This is a part of my report on China Team Selection 2021. I might translate some other parts later if you are interested.

I'm going to show that we can calculate $$$f(G)$$$ for any polynomial $$$f\in R[x]$$$ and set power series $$$G: 2^{n} \rightarrow R$$$ under $$$\Theta(n^2 2^n)$$$ operations on $$$R$$$.

Let's first consider a special case: calculate $$$F = \exp G$$$. We consider set power series as truncated multivariate polynomial $$$R[x_1,\dots,x_n]/(x_1^2,\dots,x_n^2)$$$. We can see that $$$F' = FG'$$$ whichever partial difference $$$\frac{\partial}{\partial x_k}$$$ we take. Then we can rewrite this equation as $$$[x_n^1] F = ([x_n^1]G)\cdot [x_n^0]F$$$. Hence we reduced the problem into calculating $$$[x_n^0] F$$$, and then one subset convolution gives the rest part. The time complexity is $$$T(n)=\Theta(n^22^n) + T(n-1)$$$, which is exactly $$$\Theta(n^22^n)$$$. I call this method "Point-wise Newton Iteration".
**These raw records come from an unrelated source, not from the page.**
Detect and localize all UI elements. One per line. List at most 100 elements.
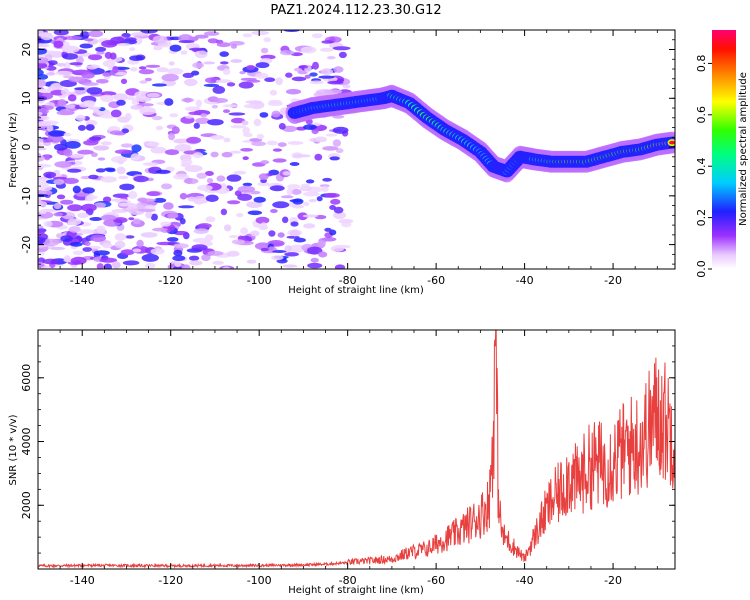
- heatmap-noise-cell: [324, 227, 332, 232]
- heatmap-noise-cell: [287, 184, 301, 190]
- heatmap-noise-cell: [197, 223, 212, 229]
- heatmap-noise-cell: [169, 113, 179, 118]
- heatmap-noise-cell: [146, 191, 161, 196]
- heatmap-noise-cell: [287, 141, 304, 145]
- heatmap-noise-cell: [299, 185, 312, 192]
- snr-ylabel: SNR (10 * v/v): [8, 414, 19, 485]
- heatmap-noise-cell: [100, 91, 117, 96]
- heatmap-noise-cell: [53, 40, 64, 48]
- heatmap-noise-cell: [104, 51, 113, 59]
- spectrogram-y-axis: -20 -10 0 10 20: [20, 29, 675, 265]
- heatmap-noise-cell: [253, 196, 266, 203]
- heatmap-noise-cell: [101, 242, 113, 249]
- heatmap-noise-cell: [42, 258, 60, 265]
- heatmap-noise-cell: [325, 133, 338, 137]
- heatmap-noise-cell: [82, 247, 92, 252]
- heatmap-noise-cell: [213, 98, 228, 103]
- colorbar-tick-label: 0.0: [695, 260, 708, 278]
- heatmap-noise-cell: [263, 37, 272, 43]
- heatmap-noise-cell: [133, 175, 149, 183]
- heatmap-noise-cell: [164, 98, 174, 106]
- heatmap-noise-cell: [64, 35, 82, 41]
- spectrogram-ytick-label: -10: [20, 187, 33, 205]
- heatmap-noise-cell: [113, 217, 128, 224]
- snr-series-line: [38, 330, 675, 569]
- heatmap-noise-cell: [129, 47, 136, 51]
- heatmap-noise-cell: [290, 221, 299, 227]
- heatmap-noise-cell: [105, 168, 116, 173]
- heatmap-noise-cell: [230, 43, 237, 49]
- heatmap-noise-cell: [102, 60, 116, 68]
- heatmap-noise-cell: [255, 216, 270, 224]
- heatmap-noise-cell: [130, 67, 138, 72]
- heatmap-noise-cell: [277, 232, 285, 238]
- spectrogram-frame: [37, 29, 676, 270]
- heatmap-noise-cell: [342, 84, 351, 89]
- heatmap-noise-cell: [84, 241, 91, 247]
- heatmap-noise-cell: [43, 171, 57, 178]
- heatmap-noise-cell: [53, 30, 69, 36]
- heatmap-noise-cell: [275, 77, 283, 86]
- heatmap-noise-cell: [260, 160, 270, 165]
- heatmap-noise-cell: [330, 245, 344, 252]
- heatmap-noise-cell: [40, 32, 54, 41]
- heatmap-noise-cell: [272, 201, 290, 209]
- snr-ytick-label: 6000: [20, 364, 33, 392]
- heatmap-noise-cell: [271, 110, 281, 118]
- heatmap-noise-cell: [103, 263, 112, 269]
- heatmap-noise-cell: [111, 156, 127, 163]
- heatmap-noise-cell: [219, 51, 229, 57]
- spectrogram-xtick-label: -140: [70, 274, 95, 287]
- heatmap-noise-cell: [260, 247, 269, 252]
- heatmap-noise-cell: [150, 248, 165, 255]
- heatmap-noise-cell: [307, 262, 323, 269]
- heatmap-noise-cell: [75, 56, 84, 65]
- heatmap-noise-cell: [223, 109, 230, 113]
- heatmap-noise-cell: [303, 191, 320, 197]
- heatmap-noise-cell: [72, 185, 81, 194]
- heatmap-noise-cell: [306, 246, 323, 255]
- heatmap-noise-cell: [102, 196, 112, 203]
- heatmap-noise-cell: [84, 197, 94, 202]
- heatmap-noise-cell: [146, 92, 160, 98]
- heatmap-noise-cell: [291, 188, 302, 195]
- heatmap-noise-cell: [128, 190, 138, 199]
- heatmap-noise-cell: [120, 249, 135, 256]
- snr-x-axis: -140 -120 -100 -80 -60 -40 -20: [37, 330, 658, 587]
- heatmap-noise-cell: [130, 104, 144, 110]
- heatmap-noise-cell: [285, 72, 293, 78]
- heatmap-noise-cell: [338, 51, 347, 59]
- heatmap-noise-cell: [297, 212, 309, 221]
- heatmap-noise-cell: [136, 239, 144, 248]
- heatmap-noise-cell: [253, 118, 262, 127]
- heatmap-noise-cell: [246, 65, 256, 70]
- heatmap-noise-cell: [332, 126, 349, 134]
- heatmap-noise-cell: [53, 179, 65, 185]
- snr-panel: -140 -120 -100 -80 -60 -40 -20 2000 4000 6000 He…: [8, 329, 676, 596]
- snr-xlabel: Height of straight line (km): [288, 585, 424, 596]
- heatmap-noise-cell: [279, 50, 295, 56]
- heatmap-noise-cell: [62, 53, 78, 60]
- heatmap-noise-cell: [173, 266, 183, 269]
- heatmap-noise-cell: [116, 43, 131, 47]
- heatmap-noise-cell: [38, 153, 42, 162]
- heatmap-noise-cell: [81, 71, 95, 79]
- heatmap-noise-cell: [38, 196, 42, 202]
- heatmap-noise-cell: [239, 71, 246, 75]
- heatmap-noise-cell: [88, 30, 104, 38]
- heatmap-noise-cell: [99, 257, 118, 263]
- heatmap-noise-cell: [152, 35, 168, 44]
- heatmap-noise-cell: [285, 88, 302, 95]
- heatmap-noise-cell: [271, 255, 284, 261]
- heatmap-noise-cell: [88, 174, 99, 180]
- heatmap-noise-cell: [269, 185, 285, 192]
- heatmap-noise-cell: [212, 260, 225, 265]
- heatmap-noise-cell: [147, 141, 160, 147]
- heatmap-noise-cell: [221, 151, 233, 158]
- heatmap-noise-cell: [70, 256, 87, 265]
- heatmap-noise-cell: [118, 175, 129, 180]
- heatmap-noise-cell: [291, 204, 305, 209]
- heatmap-noise-cell: [74, 87, 87, 91]
- heatmap-noise-cell: [152, 227, 168, 232]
This method sounds more reasonable than calculating the $$$\exp$$$ on each rank vector. Because $$$\frac{G^k}{k!}$$$ counts all "partitions" with $$$k$$$ nonempty sets in $$$G$$$. So it exists whenever $$$1\sim n$$$ is invertible in $$$R$$$.

Now we try to apply this kind of iteration into arbitrary polynomial $$$f$$$. Let $$$F=f(G)$$$, then $$$F'=f'(G)G'$$$. Then we reduced the problem into calculating $$$[x_n^0]f(G)$$$ and $$$[x_n^0]f'(G)$$$. This becomes two problems! But don't worry. In the second round of recursion, it becomes $$$[x_{n-1}^0 x_n^0]$$$ of $$$f(G), f'(G), f"(G)$$$. The number of problem grows linearly. You will find out that the complexity is $$$\sum_{0\le k\le n} (n-k) \cdot \Theta(k^2 2^k)$$$.
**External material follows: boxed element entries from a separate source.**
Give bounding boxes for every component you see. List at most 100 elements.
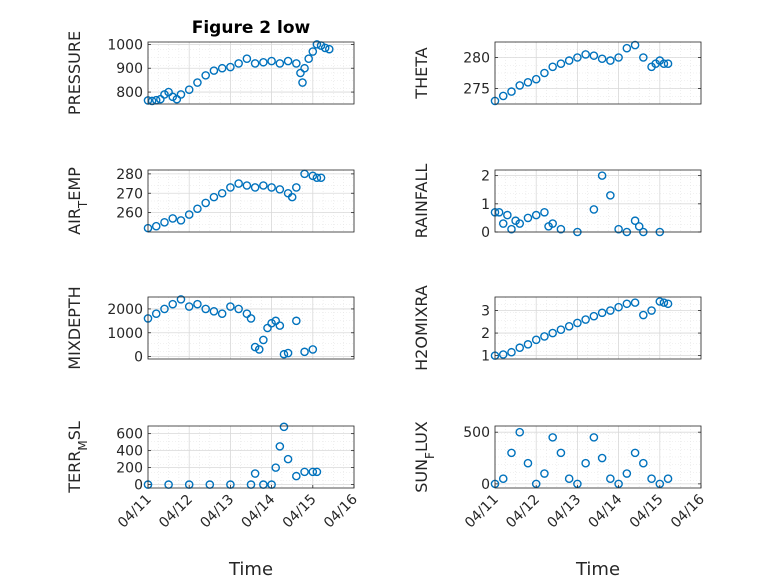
data-point [630, 298, 640, 307]
data-point [548, 62, 557, 72]
data-point [246, 314, 256, 323]
data-point [647, 306, 656, 315]
data-point [275, 185, 285, 194]
data-point [630, 216, 640, 226]
data-point [304, 54, 313, 63]
data-point [279, 422, 289, 432]
x-tick-label: 04/14 [586, 491, 626, 531]
data-point [292, 471, 301, 481]
y-tick-label: 1000 [107, 37, 143, 53]
data-point [548, 433, 557, 442]
x-tick-label: 04/15 [627, 492, 667, 532]
y-tick-label: 0 [481, 225, 490, 241]
data-point [639, 458, 648, 468]
data-point [531, 74, 541, 84]
data-point [308, 171, 318, 181]
data-point [267, 183, 276, 192]
data-point [556, 224, 566, 234]
data-point [663, 59, 673, 69]
data-point [324, 44, 334, 54]
y-tick-label: 1 [481, 349, 490, 365]
y-tick-label: 400 [116, 444, 143, 460]
data-point [531, 335, 541, 345]
data-point [573, 53, 582, 62]
y-tick-label: 500 [463, 425, 490, 441]
subplot-5: 0 1000 2000 MIXDEPTH [65, 286, 355, 370]
data-point [597, 171, 607, 180]
data-point [151, 221, 161, 231]
data-point [176, 90, 186, 99]
data-point [589, 51, 599, 60]
data-point [217, 188, 227, 198]
data-point [606, 191, 615, 200]
y-axis-label-part: M [76, 440, 90, 450]
data-point [556, 59, 566, 69]
y-axis-label-part: EMP [65, 167, 84, 201]
data-point [160, 218, 169, 227]
y-axis-label: MIXDEPTH [65, 286, 84, 369]
y-tick-label: 280 [116, 167, 143, 183]
data-point [614, 224, 623, 234]
y-axis-label-part: THETA [412, 47, 431, 99]
data-point [226, 302, 235, 311]
data-point [308, 345, 318, 354]
data-point [201, 304, 210, 314]
data-point [209, 192, 219, 202]
y-tick-label: 3 [481, 304, 490, 320]
data-point [581, 315, 590, 324]
data-point [597, 54, 607, 64]
y-tick-label: 2000 [107, 302, 143, 318]
data-point [540, 207, 549, 217]
data-point [581, 458, 590, 468]
axes-box [494, 425, 702, 489]
subplot-3: 260 270 280 AIRTEMP [65, 167, 355, 235]
data-point [540, 469, 549, 478]
axes-box [147, 169, 355, 233]
data-point [639, 310, 648, 320]
y-axis-label-part: LUX [412, 421, 431, 452]
data-point [507, 224, 516, 234]
data-point [503, 210, 512, 220]
data-point [283, 56, 293, 66]
data-point [515, 219, 525, 228]
data-point [259, 181, 268, 190]
data-point [184, 302, 194, 311]
data-point [663, 474, 673, 484]
subplot-2: 275 280 THETA [412, 40, 702, 106]
axes-box [494, 41, 702, 105]
data-point [234, 304, 243, 314]
y-tick-label: 800 [116, 85, 143, 101]
x-axis-label: Time [575, 559, 620, 580]
data-point [622, 299, 632, 309]
y-tick-label: 600 [116, 427, 143, 443]
y-axis-label-part: TERR [65, 451, 84, 494]
data-point [622, 43, 632, 53]
data-point [300, 63, 309, 73]
data-point [308, 467, 318, 477]
data-point [498, 91, 508, 101]
data-point [275, 321, 285, 330]
data-point [564, 322, 574, 331]
data-point [614, 302, 623, 312]
data-point [523, 213, 533, 223]
y-axis-label-part: F [423, 452, 437, 459]
y-tick-label: 200 [116, 461, 143, 477]
data-point [606, 56, 615, 65]
data-point [292, 59, 301, 68]
y-tick-label: 0 [481, 477, 490, 493]
data-point [250, 183, 260, 192]
y-axis-label: AIRTEMP [65, 167, 90, 235]
data-point [234, 59, 243, 68]
data-point [548, 219, 557, 228]
data-point [494, 207, 504, 217]
data-point [201, 71, 210, 80]
y-axis-label-part: SUN [412, 459, 431, 493]
data-point [234, 179, 243, 188]
x-tick-label: 04/14 [239, 491, 279, 531]
data-point [217, 309, 227, 318]
data-point [271, 463, 281, 472]
data-point [507, 448, 516, 458]
data-point [548, 328, 557, 338]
It's not hard to see that the complexity is still $$$\Theta(n^2 2^n)$$$, because $$$\sum_{k\ge 0} k\cdot 2^{-k}$$$ converges.
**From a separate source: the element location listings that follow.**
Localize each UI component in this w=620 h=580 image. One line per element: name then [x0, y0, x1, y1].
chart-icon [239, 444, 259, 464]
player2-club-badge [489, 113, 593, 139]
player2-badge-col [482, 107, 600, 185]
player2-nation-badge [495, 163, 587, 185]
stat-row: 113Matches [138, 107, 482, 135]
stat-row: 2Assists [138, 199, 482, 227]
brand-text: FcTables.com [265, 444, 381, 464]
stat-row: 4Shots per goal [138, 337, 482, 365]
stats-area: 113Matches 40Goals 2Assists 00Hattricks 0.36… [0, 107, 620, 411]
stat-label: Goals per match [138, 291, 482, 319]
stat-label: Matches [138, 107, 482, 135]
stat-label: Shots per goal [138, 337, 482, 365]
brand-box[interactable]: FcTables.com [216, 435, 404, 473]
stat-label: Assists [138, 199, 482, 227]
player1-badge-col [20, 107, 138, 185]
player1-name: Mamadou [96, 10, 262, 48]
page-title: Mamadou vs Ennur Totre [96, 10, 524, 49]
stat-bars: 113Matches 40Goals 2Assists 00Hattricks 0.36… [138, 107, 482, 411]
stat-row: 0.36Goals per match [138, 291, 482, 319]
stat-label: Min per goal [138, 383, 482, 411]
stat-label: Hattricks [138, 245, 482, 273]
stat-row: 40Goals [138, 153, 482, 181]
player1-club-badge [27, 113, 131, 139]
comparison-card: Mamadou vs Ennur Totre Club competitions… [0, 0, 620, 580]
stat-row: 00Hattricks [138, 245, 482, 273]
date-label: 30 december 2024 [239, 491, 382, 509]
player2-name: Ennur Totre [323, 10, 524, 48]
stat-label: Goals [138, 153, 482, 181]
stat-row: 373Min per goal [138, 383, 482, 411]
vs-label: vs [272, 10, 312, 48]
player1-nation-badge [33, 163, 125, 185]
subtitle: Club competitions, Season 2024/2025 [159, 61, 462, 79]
Noted that $$$\frac{(A+B)^2}2-\frac{A^2}2-\frac{B^2}2=AB$$$, we proved the equivalence between the composition and subset convolution.

Here are some remarks:

• If $$$G$$$ has no constant term, $$$f$$$ is better to be comprehended as an EGF.
• This algorithm holds the same complexity on calculating $$$f(A, B)$$$ and so on.
• We can optimize the constant of this algorithm by always using the rank vectors during the iteration. Then it can beat lots of methods that work for some specialized $$$f$$$.
• If you have some knowledge of the "Transposition Principle", you will find out that, for any fixed $$$F, G: 2^n \rightarrow R$$$, the transposed algorithm gives $$$\sum_S F_S \cdot (G^k)_S$$$ for all $$$k$$$. It immediately gives an $$$\Theta(n^22^n)$$$ algorithm to calculate the whole chromatic polynomial of a graph with $$$n$$$ vertices.